Is free will just the illusion that we can decide which tapeworm to obey? Daniel Cressey at Nature on how “When two parasites want different things, only one can triumph.”
“In October, a woman in Guinea died of Ebola, leaving behind two daughters, one of them two years old, the other five. A relative named Aminata Gueye Tamboura took the orphaned children back to her home in northwest Mali–a 700-mile journey. Tamboura didn’t know it then, but the younger girl, named Fanta Conde, was infected with Ebola as well. For three days, they traveled on buses and in taxis as Fanta grew ill, developing a scorching fever and a perpetual nosebleed. Soon after arriving in Mali, she died.Yet Tamboura never became infected with Ebola. Nor did Fanta’s sister or her uncle, who also made the trip.” Carl Zimmer at the Loom on what makes measles so much more infectious than Ebola.
As Woody Allen said “only god can make a tree- probably because it’s so hard to figure out how to get the bark on”. eLife interviews Peter Hohenstein who is trying to understand how to make a kidney instead: “Kidney development can be surprisingly well explained with the help of fish and chips.”

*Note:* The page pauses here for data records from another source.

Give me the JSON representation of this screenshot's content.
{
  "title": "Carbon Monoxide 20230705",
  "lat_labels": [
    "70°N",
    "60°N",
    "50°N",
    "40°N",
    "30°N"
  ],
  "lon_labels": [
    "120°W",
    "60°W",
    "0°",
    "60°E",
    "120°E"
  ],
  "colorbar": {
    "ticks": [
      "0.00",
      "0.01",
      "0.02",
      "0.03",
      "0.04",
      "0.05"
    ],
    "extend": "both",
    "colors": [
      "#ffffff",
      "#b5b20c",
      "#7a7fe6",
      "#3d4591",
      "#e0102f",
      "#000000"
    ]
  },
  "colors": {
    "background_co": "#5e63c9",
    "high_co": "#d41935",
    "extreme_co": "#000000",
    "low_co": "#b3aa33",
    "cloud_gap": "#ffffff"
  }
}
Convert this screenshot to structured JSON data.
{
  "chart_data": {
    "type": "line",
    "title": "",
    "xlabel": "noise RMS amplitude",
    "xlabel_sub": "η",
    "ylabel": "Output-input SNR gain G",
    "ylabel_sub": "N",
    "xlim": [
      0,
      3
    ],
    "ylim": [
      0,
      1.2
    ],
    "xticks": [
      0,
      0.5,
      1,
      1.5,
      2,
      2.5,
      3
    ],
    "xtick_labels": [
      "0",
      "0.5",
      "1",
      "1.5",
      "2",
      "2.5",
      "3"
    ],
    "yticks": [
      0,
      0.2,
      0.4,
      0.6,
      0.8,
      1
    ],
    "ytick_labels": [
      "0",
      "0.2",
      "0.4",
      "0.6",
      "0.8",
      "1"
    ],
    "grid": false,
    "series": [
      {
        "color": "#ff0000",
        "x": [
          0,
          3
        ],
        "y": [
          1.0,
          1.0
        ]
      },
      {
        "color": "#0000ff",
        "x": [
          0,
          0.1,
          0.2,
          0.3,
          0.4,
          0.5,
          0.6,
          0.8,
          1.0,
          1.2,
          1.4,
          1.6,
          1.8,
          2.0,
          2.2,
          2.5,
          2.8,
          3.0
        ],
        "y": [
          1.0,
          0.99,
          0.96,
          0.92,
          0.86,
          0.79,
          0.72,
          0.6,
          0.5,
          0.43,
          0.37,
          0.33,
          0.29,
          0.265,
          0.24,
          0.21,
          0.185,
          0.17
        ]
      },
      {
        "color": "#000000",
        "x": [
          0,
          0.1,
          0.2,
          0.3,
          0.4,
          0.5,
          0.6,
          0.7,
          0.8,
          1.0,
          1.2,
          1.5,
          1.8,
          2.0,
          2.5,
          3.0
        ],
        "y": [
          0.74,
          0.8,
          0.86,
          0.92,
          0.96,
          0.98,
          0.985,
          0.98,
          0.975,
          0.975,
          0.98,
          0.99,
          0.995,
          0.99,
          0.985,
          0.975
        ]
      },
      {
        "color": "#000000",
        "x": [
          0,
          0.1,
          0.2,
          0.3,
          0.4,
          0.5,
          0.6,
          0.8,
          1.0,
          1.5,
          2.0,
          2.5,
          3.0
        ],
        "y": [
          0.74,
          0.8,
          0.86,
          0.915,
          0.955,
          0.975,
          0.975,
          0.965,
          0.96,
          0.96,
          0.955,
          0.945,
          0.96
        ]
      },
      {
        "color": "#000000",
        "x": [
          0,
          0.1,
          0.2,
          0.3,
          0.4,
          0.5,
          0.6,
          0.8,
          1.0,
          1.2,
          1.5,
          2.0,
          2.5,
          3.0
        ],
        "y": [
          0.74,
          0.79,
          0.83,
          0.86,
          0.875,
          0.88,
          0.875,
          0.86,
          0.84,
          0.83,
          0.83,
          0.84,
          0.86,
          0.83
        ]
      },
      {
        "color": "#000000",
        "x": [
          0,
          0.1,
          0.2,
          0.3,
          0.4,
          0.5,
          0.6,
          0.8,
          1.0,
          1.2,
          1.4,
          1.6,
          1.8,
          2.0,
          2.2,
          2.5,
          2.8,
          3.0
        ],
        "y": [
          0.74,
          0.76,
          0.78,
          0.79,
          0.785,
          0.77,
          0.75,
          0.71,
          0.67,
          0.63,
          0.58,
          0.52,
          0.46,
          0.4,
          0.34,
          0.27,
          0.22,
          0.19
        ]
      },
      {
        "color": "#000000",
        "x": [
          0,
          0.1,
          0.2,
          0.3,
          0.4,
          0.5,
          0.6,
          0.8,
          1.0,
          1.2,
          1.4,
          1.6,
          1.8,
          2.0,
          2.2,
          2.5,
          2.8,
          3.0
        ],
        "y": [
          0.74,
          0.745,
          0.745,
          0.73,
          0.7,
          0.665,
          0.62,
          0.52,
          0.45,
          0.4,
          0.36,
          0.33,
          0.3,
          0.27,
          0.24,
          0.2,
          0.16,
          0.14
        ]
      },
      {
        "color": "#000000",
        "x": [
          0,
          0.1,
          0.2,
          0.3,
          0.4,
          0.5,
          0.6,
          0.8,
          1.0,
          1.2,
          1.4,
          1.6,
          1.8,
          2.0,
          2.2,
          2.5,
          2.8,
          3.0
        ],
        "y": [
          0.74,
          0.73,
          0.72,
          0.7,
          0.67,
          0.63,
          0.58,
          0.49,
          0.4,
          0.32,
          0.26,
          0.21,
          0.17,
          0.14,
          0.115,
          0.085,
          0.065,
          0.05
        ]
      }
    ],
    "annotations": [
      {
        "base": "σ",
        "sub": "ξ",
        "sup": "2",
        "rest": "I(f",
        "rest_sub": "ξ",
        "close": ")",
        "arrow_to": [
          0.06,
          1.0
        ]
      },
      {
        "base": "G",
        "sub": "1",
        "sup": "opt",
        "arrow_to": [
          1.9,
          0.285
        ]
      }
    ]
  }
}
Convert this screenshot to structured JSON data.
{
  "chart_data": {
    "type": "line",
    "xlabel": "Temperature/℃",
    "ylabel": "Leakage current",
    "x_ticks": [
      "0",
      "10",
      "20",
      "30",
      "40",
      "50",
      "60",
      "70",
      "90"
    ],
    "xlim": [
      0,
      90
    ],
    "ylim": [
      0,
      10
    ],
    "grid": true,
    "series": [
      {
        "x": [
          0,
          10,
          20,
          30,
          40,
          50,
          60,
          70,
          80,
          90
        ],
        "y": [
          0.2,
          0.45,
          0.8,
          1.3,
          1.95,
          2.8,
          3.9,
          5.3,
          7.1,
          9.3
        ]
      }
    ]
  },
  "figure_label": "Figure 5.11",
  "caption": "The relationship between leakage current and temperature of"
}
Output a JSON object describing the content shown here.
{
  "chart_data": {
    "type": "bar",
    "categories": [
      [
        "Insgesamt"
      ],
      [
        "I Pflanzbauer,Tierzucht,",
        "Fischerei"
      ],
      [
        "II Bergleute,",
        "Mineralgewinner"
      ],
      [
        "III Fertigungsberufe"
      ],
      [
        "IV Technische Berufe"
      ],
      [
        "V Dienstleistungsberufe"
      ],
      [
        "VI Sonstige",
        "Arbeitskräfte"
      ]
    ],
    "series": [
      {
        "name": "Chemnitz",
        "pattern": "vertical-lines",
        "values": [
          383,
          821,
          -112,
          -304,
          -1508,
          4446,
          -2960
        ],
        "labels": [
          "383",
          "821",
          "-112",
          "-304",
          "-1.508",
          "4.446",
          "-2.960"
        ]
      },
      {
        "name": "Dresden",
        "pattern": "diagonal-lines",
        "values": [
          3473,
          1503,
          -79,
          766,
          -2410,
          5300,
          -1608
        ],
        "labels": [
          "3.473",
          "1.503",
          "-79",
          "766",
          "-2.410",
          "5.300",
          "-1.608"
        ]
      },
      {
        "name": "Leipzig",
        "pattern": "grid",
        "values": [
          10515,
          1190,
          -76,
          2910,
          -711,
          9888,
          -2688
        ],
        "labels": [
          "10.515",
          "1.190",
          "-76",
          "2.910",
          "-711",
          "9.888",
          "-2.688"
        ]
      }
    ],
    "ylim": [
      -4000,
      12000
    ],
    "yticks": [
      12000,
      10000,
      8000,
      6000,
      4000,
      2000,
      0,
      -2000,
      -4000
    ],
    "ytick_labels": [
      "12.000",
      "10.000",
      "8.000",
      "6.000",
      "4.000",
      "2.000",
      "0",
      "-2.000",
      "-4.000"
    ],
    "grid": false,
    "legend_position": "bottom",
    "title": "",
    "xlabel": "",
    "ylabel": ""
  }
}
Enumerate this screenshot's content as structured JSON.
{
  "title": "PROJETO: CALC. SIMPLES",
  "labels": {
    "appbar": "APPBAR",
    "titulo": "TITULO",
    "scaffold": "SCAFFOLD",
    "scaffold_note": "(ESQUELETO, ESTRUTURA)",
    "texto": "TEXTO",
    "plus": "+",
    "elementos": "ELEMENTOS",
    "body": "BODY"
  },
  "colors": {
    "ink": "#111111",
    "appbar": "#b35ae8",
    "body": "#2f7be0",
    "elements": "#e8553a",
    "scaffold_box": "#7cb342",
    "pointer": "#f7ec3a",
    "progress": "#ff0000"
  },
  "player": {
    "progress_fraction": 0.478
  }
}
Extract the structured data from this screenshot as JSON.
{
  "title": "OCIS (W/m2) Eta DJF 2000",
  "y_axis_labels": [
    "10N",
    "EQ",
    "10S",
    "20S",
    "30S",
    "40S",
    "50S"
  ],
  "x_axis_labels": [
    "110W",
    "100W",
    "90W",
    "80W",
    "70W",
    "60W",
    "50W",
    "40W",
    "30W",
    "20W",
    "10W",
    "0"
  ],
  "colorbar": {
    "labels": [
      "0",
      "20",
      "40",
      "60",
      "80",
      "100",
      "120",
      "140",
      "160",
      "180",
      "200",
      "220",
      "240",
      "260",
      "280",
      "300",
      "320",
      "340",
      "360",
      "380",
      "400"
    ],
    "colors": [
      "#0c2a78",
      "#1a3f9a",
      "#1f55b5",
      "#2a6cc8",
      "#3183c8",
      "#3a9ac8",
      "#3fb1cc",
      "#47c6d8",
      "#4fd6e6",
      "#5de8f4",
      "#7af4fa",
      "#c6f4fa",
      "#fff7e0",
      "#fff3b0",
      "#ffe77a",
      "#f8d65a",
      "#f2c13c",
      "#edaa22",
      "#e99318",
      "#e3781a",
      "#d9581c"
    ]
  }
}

This piece by Azeen Ghorayahi at Buzzfeed has definitely fed a lot of buzz. Before the advent of antibiotics, bacterial virus research (that is, research on viruses that prey on bacteria) was a hope in the fight against infection. Is it making a comeback? By mail order from Eastern Europe? “Ten or fifteen years ago, nobody believed the phages would be so popular. They thought we were crazy,” Alavidze said. “Now, it’s not too easy to come to Georgia, but we try to help somehow because sometimes nothing else works.”
How unique is the current US measles outbreak? Rick Noack at The Washington Post reports that “the German measles surge was about 10 times worse than the one in the United States in January“.
Don’t ask me why, I just love owls. Apparently so does Jerry Coyne, who features some gorgeous owl photos by Brad Wilson on his blog, Why Evolution is True.